Mori gibt seinen Rücktritt bekannt
"Ich habe es nicht so gemeint" – Mori fühlt sich missverstanden
© Yoshikazu Tsuno / AFP
Frauen würden "zu viel reden": Japans ehemaliger Premierminister Yoshiro Mori ist nach frauenfeindlichen Äußerungen von seinem Posten als Olympia-Cheforganisator zurückgetreten. Das stellt den geplanten Start der Spiele diesen Sommer vor weitere Herausforderungen.

Yoshiro Mori, ehemaliger Premierminister Japans, hat sein Amt als Chef-Organisator der Olympischen Spiele in Tokio niedergelegt. Grund für den Rücktritt waren dessen frauenfeindliche Äußerungen: Nach einer Vorstandssitzung des Japanischen Olympischen Komitees hatte der 83-Jährige behauptet, dass Frauen in Meetings zu viel reden.

Frauen hätten "Schwierigkeiten zum Punkt zu kommen"

Nach dem Vorstandstreffen am 3. Februar habe Mori sich zum Bemühen den Frauenanteil im Gremium zu erhöhen geäußert. Medienberichten zufolge sagte der frühere Premierminister, dass Sitzungen mit weiblichen Vorstandsmitgliedern "zu viel Zeit in Anspruch nehmen", weswegen er eine Einschränkung der Redezeit vorgeschlagen haben soll. Schließlich würden Frauen auch darum wetteifern, wer die längste Redezeit bekommt. Angesichts der daraufhin aufbrausenden Kritik habe sich Mori zunächst zwar entschuldigt, seinen Rücktritt jedoch ausgeschlossen. Obwohl sich hochrangige Politiker, so auch Premierminister Yoshihide Suga, von Moris Bemerkungen enttäuscht zeigten, habe keiner von ihnen Moris Amtsniederlegung gefordert.

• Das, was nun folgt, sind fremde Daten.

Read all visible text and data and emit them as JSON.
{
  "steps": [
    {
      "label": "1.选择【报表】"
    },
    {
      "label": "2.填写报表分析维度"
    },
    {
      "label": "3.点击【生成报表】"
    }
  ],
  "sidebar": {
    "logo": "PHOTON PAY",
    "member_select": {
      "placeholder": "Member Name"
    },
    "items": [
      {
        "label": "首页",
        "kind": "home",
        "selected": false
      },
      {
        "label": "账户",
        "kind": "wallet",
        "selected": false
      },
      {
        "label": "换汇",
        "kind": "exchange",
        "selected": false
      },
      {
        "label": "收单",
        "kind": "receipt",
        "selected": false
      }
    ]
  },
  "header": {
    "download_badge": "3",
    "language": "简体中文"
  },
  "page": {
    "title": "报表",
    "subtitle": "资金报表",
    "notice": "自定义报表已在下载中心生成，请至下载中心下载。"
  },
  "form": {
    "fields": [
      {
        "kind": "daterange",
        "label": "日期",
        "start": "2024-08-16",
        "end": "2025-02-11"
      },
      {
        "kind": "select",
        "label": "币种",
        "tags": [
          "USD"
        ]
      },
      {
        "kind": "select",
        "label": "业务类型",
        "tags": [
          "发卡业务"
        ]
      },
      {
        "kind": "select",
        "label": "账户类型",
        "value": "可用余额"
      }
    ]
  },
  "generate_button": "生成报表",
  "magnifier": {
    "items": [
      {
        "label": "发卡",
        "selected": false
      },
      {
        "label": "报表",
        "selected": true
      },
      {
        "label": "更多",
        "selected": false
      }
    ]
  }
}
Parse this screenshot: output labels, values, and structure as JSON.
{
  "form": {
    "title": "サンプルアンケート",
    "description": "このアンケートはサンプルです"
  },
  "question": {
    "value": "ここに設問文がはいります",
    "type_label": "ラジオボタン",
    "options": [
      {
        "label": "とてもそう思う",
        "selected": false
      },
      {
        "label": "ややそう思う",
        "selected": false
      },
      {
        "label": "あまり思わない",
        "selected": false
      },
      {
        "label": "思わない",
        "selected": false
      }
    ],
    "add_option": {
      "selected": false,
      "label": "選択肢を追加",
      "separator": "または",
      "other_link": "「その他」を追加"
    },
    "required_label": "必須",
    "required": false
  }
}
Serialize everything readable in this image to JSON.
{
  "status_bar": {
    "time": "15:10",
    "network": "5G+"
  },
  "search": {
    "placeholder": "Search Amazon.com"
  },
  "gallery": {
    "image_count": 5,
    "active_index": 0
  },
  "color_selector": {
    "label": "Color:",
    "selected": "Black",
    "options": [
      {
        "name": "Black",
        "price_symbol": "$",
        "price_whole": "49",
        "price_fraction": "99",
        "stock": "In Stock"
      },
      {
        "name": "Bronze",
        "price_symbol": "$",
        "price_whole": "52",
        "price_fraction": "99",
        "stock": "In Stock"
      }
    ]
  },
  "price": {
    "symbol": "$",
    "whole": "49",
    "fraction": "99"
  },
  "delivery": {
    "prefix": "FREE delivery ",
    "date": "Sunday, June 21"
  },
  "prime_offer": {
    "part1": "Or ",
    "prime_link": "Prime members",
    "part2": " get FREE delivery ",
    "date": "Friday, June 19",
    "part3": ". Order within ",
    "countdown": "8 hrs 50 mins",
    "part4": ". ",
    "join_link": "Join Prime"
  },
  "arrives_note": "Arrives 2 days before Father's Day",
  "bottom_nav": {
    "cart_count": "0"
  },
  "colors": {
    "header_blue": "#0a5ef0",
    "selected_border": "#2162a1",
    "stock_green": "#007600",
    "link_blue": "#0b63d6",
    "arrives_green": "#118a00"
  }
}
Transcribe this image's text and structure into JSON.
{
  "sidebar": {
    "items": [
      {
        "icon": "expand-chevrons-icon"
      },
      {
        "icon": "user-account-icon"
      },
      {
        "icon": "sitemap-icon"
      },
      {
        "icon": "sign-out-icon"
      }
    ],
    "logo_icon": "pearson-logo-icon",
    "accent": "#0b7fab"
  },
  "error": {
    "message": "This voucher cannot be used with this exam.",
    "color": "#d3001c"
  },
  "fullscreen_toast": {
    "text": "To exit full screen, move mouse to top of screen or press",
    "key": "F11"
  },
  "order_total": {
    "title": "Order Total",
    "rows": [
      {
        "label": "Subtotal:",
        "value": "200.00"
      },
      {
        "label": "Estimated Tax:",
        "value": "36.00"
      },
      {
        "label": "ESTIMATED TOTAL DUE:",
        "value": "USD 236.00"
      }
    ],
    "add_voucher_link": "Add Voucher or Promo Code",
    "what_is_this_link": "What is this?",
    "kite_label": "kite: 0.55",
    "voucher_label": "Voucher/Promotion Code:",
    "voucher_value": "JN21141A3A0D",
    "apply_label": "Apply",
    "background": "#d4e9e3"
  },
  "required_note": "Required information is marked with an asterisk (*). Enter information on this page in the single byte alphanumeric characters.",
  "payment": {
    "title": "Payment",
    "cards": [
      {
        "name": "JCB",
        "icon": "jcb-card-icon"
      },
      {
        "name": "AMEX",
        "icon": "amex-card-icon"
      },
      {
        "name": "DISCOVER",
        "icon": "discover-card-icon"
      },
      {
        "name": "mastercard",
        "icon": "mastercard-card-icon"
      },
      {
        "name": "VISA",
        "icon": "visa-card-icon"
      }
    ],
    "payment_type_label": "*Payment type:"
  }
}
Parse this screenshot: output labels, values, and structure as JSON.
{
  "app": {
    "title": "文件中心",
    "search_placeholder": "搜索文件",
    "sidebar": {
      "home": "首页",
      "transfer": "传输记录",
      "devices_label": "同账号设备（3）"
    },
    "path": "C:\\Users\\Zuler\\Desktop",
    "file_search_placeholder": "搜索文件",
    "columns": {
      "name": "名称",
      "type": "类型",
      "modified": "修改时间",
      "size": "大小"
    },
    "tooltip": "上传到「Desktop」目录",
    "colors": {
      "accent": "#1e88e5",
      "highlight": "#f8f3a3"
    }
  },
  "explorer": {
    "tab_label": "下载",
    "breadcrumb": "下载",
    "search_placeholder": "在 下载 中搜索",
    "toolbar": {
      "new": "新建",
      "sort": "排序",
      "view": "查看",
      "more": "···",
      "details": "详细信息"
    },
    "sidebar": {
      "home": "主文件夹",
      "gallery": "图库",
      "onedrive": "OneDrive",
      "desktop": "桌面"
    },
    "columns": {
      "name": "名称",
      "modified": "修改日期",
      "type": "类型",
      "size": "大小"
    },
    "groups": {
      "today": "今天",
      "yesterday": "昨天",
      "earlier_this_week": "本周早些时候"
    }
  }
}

Politiker und Sponsoren üben Druck aus

Doch der Druck auf den ehemaligen Premierminister ließ keineswegs nach. Der japanischen Tageszeitung "The Mainichi" zufolge trug eine Gruppe weiblicher Abgeordneter während einer Plenarsitzung am Dienstag als Zeichen des Protests weiße Kleidung und weiße Revers-Rosen – einige Männer hätten es ihnen gleichgetan. Auch hätten fast 400 Freiwillige ihre Hilfe bei den Spielen im Sommer zurückgezogen. Das Internationale Olympische Komitee habe Moris Aussagen in einer Erklärung als "absolut unangemessen" bezeichnet.

Laut "BBC" hatte sich Yuriko Koike, Gouverneurin der Präfektur Tokio ebenfalls dem Protest angeschlossen: Sie wolle an keinem weiteren Treffen hochrangiger Olympia-Funktionäre mehr teilnehmen. Auch auf Seiten der Wirtschaft wurden kritische Stimmen laut. Große Sponsoren, wie der Automobilhersteller Toyota, sollen sich enttäuscht über Moris Aussagen gezeigt haben.

Rücktritt und Unverständnis

Als Folge der nicht abebbenden Empörung, gab Mori am Freitag schließlich seinen Rücktritt bekannt: "Genau dann, wenn wir uns darauf vorbereiteten, die Spiele definitiv abzuhalten, habe ich als Präsident etwas gesagt, was ich nicht hätte sagen sollen", soll er gegenüber Reportern vor einer Sitzung des Exekutivkomitees am Freitag in Tokio erklärt haben. Die Olympischen Spiele müssten wie geplant im Juli stattfinden können – seine Anwesenheit solle dabei kein Hindernis darstellen.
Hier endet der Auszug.